You need one more item to finish this process.
First, you know the week number because that is one of your inputs. Second, you know the day of the week within that week because that is one of your inputs. But THIRD, you need to know the basis of computing the week number.
You see, when you compute a week number, you base that on a starting day of the week for the year. That is because some people want to start the week on the first day of the year even if that day isn't Sunday (or Monday or whatever). So the computation routines that manipulate these dates take into account the starting day of the week.
See these articles:
https://www.techonthenet.com/access/functions/date/format.php
https://msdn.microsoft.com/en-us/library/aa262714(v=vs.60).aspx
Both the FORMAT function and the DATEPART function include the optional starting information for your virtual calendar. Read the articles I referenced if you weren't familiar with these functions.
Format ( expression, [ format, [ firstdayofweek, [firstweekofyear] ] ] )
DatePart(interval, date[,firstdayofweek[, firstweekofyear]])
You also need to know if a value was used for the first week of the year. Again, look at the articles to understand your options.
Now, here is how you compute the date of the targeted weekday for that week of the year.
1. Determine the basis date for starting the week computation. I.e. when you computed the week number, what did you use for that computation? Determine the day of the year for that day of the week. You must realize from looking at the options for the FORMAT or DATEPART functions that the first week of the year MIGHT not even be in the same year if, for example, the starting day is chosen as Sunday and the starting week is chosen as the one that CONTAINS 1 Jan which happens to be a Monday. In that hypothetical case, the first week of the year starts on the Sunday that ended the previous year.
2. Compute a base-week date as
DATEADD( "ww", nn-1, basis-date ) - and you need the -1 because if I recall correctly, the week number will be one-based but DATEADD won't be. That is, there is no week 0. The week that contains the selected basis-date for the year is week 1.

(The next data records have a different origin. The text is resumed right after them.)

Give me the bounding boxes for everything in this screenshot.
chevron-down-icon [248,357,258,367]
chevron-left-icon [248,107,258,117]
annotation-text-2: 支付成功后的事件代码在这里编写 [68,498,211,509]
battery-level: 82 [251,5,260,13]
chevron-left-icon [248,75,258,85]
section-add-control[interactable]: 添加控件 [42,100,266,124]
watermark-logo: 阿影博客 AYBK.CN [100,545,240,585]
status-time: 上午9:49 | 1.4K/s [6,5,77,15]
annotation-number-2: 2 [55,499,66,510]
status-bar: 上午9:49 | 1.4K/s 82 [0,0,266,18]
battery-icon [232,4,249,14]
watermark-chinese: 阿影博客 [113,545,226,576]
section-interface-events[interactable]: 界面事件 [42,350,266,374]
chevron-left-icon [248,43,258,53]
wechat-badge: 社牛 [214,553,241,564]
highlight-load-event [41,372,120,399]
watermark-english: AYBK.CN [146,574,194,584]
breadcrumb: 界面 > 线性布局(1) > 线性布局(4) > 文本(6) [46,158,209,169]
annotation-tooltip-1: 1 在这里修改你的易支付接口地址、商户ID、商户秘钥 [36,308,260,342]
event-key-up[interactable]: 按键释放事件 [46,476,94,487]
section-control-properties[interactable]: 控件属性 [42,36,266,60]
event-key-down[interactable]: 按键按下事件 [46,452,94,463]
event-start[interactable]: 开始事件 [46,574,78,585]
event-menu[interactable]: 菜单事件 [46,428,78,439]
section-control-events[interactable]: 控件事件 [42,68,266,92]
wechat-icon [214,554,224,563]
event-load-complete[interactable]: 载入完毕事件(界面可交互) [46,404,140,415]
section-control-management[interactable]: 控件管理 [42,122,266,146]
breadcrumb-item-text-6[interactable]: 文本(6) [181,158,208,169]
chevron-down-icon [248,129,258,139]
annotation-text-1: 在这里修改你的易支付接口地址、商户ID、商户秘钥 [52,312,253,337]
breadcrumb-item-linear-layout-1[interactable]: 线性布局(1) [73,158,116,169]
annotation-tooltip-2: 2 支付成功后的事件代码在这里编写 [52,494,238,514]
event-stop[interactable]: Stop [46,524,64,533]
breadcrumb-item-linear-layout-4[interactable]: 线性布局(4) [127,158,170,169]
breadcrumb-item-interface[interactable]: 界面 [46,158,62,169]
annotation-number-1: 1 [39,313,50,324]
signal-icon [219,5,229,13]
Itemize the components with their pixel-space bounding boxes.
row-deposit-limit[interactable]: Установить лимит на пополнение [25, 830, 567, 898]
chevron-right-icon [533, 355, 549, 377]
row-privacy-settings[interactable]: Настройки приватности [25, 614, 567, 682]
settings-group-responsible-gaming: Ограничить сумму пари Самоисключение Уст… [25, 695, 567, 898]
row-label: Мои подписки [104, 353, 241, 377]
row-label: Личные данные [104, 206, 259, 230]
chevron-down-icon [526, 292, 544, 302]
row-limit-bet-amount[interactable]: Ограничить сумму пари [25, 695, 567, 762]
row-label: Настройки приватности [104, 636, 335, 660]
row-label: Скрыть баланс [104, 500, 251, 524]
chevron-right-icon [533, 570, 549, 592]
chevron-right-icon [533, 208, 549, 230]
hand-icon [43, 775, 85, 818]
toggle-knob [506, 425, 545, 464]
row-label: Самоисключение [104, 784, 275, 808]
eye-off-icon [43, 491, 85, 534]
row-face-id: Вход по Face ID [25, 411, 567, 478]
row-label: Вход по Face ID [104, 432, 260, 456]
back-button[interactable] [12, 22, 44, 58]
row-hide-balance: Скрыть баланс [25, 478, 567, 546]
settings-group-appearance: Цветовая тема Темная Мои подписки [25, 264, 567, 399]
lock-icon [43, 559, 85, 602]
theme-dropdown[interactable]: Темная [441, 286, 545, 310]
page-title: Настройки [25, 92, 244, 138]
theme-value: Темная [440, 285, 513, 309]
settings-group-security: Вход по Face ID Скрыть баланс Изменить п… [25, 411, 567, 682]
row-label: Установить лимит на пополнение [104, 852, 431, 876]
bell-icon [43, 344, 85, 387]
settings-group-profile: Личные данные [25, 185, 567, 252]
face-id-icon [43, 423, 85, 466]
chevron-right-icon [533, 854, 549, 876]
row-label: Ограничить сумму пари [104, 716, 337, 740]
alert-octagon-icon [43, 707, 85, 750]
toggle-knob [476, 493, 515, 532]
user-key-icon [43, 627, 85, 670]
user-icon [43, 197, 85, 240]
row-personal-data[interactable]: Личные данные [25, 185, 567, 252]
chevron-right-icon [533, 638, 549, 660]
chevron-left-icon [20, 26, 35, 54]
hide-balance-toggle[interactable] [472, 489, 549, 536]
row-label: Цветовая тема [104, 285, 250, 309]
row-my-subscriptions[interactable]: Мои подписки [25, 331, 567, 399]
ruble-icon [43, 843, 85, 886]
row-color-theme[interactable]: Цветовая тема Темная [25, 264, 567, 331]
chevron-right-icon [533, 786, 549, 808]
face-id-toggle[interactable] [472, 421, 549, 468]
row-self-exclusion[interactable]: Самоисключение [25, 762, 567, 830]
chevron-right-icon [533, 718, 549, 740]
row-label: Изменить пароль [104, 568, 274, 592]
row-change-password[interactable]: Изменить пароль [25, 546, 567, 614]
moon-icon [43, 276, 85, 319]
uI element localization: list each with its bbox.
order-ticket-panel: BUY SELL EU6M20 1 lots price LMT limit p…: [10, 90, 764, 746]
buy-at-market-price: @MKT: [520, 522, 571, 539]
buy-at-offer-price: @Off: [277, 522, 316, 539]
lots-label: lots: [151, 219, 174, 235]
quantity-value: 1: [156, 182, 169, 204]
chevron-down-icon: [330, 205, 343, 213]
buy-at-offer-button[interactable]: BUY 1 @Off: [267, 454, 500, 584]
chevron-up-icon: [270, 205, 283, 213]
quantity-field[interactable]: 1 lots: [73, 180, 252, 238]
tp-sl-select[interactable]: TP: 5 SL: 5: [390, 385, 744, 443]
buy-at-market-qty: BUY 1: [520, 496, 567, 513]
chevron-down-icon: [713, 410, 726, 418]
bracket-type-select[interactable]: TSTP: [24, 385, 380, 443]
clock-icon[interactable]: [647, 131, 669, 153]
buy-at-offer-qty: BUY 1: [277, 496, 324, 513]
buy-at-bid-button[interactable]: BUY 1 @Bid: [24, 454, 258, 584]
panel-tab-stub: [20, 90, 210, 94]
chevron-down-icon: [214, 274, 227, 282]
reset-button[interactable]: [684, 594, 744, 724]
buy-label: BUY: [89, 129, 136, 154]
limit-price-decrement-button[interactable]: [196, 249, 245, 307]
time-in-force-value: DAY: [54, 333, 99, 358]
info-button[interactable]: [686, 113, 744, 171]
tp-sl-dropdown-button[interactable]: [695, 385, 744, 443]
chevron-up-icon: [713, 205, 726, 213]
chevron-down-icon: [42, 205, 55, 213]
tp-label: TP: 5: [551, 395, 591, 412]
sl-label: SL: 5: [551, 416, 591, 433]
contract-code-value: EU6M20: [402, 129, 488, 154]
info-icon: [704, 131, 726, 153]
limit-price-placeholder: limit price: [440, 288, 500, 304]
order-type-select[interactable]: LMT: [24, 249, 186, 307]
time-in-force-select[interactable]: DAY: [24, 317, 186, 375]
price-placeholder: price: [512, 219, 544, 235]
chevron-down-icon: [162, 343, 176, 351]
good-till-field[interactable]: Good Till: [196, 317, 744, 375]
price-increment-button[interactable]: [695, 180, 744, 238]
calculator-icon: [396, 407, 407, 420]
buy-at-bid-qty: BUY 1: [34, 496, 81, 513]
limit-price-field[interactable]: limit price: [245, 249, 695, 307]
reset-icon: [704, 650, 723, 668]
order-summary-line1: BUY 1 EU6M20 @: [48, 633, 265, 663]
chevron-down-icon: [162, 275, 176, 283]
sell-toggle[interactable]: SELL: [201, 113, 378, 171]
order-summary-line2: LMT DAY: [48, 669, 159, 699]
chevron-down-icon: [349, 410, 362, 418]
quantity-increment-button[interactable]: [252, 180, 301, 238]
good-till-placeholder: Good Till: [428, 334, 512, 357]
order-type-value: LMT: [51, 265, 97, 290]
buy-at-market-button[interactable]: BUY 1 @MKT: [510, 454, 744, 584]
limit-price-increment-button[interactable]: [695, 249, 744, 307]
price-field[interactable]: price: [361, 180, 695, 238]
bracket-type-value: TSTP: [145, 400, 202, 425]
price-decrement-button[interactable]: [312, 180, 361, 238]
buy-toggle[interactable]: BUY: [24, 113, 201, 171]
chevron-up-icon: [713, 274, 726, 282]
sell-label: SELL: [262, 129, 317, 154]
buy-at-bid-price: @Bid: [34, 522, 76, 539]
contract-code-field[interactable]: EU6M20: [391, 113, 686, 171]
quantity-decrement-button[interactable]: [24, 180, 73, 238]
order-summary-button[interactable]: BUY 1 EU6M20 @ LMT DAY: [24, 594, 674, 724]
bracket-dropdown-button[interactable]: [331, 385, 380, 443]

3. Now, the tricky part. You know the weekday for the basis date (because it is either Sunday, the default, and day = 1, or you found another value if the default was not used). You already know the day of the week for the desired day, you just don't know the date yet. Those two days will be expressed as numbers from 1 to 7.
Subtract 1 from EACH weekday number (to change them from Sunday = 1 to Sunday = 0; but more technically, to again make the numbers ZERO based, not ONE based.) Subtract the adjusted starting weekday number from the adjusted target weekday number. This is now the difference in days between the two weekdays.
If the result is zero, the weekday computation took you to the right date already. The computed week-base is the date you wanted. You are done.
If the difference is less than zero, add 7. Then (if the difference wasn't zero) compute another DATEADD( "d", difference, weekday-base ).
Let's say your day in question was a Monday but this year your week-count began on a Friday. Friday = day 6. Monday = day 2. So adjusted, equals 5 and 1. Subtract in the order stated and you get -4, which is less than 7, so add 7 and you get 3. So from your weekday base from step 2 earlier, add 3 more days and you get the date of the desired Monday.